El país cuenta con una amplia plataforma de normas que rigen las diferentes actividades. Leyes y preceptos controlan casi todo el quehacer.

Pero la proliferación de disposiciones regulatorias no significa que haya un cumplimiento cabal de cada medida.

Las normativas emitidas y las que finalmente son acogidas no necesariamente van en la misma dirección. Ese divorcio entre la teoría y la práctica es el principal factor causal del gran tamaño que tiene la informalidad en las diferentes actividades que se realizan en el país.

Un reportaje escrito por la periodista María Teresa Morel, que se publica en otra parte de esta edición, da cuenta de que la venta de comida en las vías públicas prolifera sin control en las calles y avenidas más concurridas de la ciudad, sin observar las más mínimas normas de salubridad. Y lo peor es que según refleja la publicación, esa proliferación se da ante la vista indiferente de las autoridades sanitarias y municipales que son las llamadas a regular estos establecimientos informales.

Y más grave aún es que desde el 2001 el país cuenta con un “Reglamento General para el Control de Riesgos en Alimentos y Bebidas”, el cual contiene los principios esenciales de higiene atinentes a los alimentos y las bebidas, particularmente aplicables a toda la cadena alimentaria, desde la materia prima, la manipulación hasta el consumo.

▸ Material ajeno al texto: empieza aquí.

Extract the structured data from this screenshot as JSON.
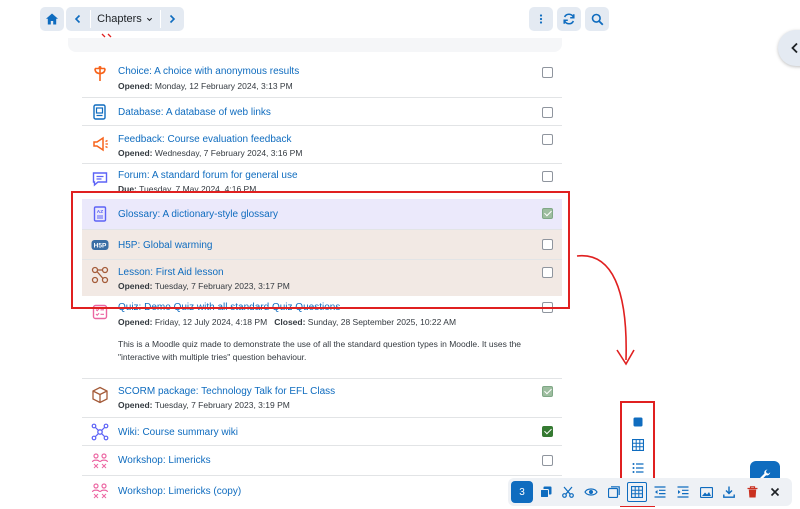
{
  "nav": {
    "chapters_label": "Chapters",
    "home_icon": "home-icon",
    "prev_icon": "chevron-left-icon",
    "next_icon": "chevron-right-icon",
    "more_icon": "kebab-icon",
    "refresh_icon": "refresh-icon",
    "search_icon": "search-icon"
  },
  "activities": [
    {
      "icon": "choice-icon",
      "title": "Choice: A choice with anonymous results",
      "meta_label": "Opened:",
      "meta_value": "Monday, 12 February 2024, 3:13 PM",
      "checked": false
    },
    {
      "icon": "database-icon",
      "title": "Database: A database of web links",
      "checked": false
    },
    {
      "icon": "feedback-icon",
      "title": "Feedback: Course evaluation feedback",
      "meta_label": "Opened:",
      "meta_value": "Wednesday, 7 February 2024, 3:16 PM",
      "checked": false
    },
    {
      "icon": "forum-icon",
      "title": "Forum: A standard forum for general use",
      "meta_label": "Due:",
      "meta_value": "Tuesday, 7 May 2024, 4:16 PM",
      "checked": false
    },
    {
      "icon": "glossary-icon",
      "title": "Glossary: A dictionary-style glossary",
      "checked": true
    },
    {
      "icon": "h5p-icon",
      "icon_text": "H5P",
      "title": "H5P: Global warming",
      "checked": false
    },
    {
      "icon": "lesson-icon",
      "title": "Lesson: First Aid lesson",
      "meta_label": "Opened:",
      "meta_value": "Tuesday, 7 February 2023, 3:17 PM",
      "checked": false
    },
    {
      "icon": "quiz-icon",
      "title": "Quiz: Demo Quiz with all standard Quiz Questions",
      "meta_label": "Opened:",
      "meta_value": "Friday, 12 July 2024, 4:18 PM",
      "meta2_label": "Closed:",
      "meta2_value": "Sunday, 28 September 2025, 10:22 AM",
      "description": "This is a Moodle quiz made to demonstrate the use of all the standard question types in Moodle. It uses the \"interactive with multiple tries\" question behaviour.",
      "checked": false
    },
    {
      "icon": "scorm-icon",
      "title": "SCORM package: Technology Talk for EFL Class",
      "meta_label": "Opened:",
      "meta_value": "Tuesday, 7 February 2023, 3:19 PM",
      "checked": true
    },
    {
      "icon": "wiki-icon",
      "title": "Wiki: Course summary wiki",
      "checked": true
    },
    {
      "icon": "workshop-icon",
      "title": "Workshop: Limericks",
      "checked": false
    },
    {
      "icon": "workshop-icon",
      "title": "Workshop: Limericks (copy)",
      "checked": false
    }
  ],
  "bulk_toolbar": {
    "selected_count": "3",
    "actions": [
      "duplicate-icon",
      "cut-icon",
      "eye-icon",
      "copy-icon",
      "grid-icon",
      "indent-left-icon",
      "indent-right-icon",
      "image-icon",
      "download-icon",
      "trash-icon",
      "close-icon"
    ]
  },
  "select_popover": [
    "square-icon",
    "grid-icon",
    "list-icon"
  ],
  "colors": {
    "accent": "#0f6cbf",
    "annotation_red": "#e02020",
    "highlight_purple": "#ebe9fb",
    "highlight_beige": "#f2e9e4"
  }
}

La Política Nacional de Calidad en Salud, elaborada por el Ministerio de Salud en el año 2013, reconoce que en el país existen debilidades en la vigilancia y el control de los alimentos y la calidad del agua, situación que provoca que ocurran brotes de enfermedades transmitidas por la ingesta de alimentos.
El escrito de la periodista Morel destaca que en solo seis años fueron reportados más de 100 mil casos de enfermedades causadas por consumo de alimentos, de los cuales el 21% acabó en hospitalización.

Si esas cifras no mueven la acción pública, sencillamente los consumidores están indefensos, desprotegidos ante un fenómeno que crece y se agiganta bajo la manta de la figura del “padre de familia”, una clasificación socioeconómica que parece conceder licencia para que cada quien haga lo que quiera, sin riesgo de ser sometido al imperio de la norma porque el llamado “costo político” es muy elevado.

Así no podemos seguir. Alguien tiene que asumir su responsabilidad.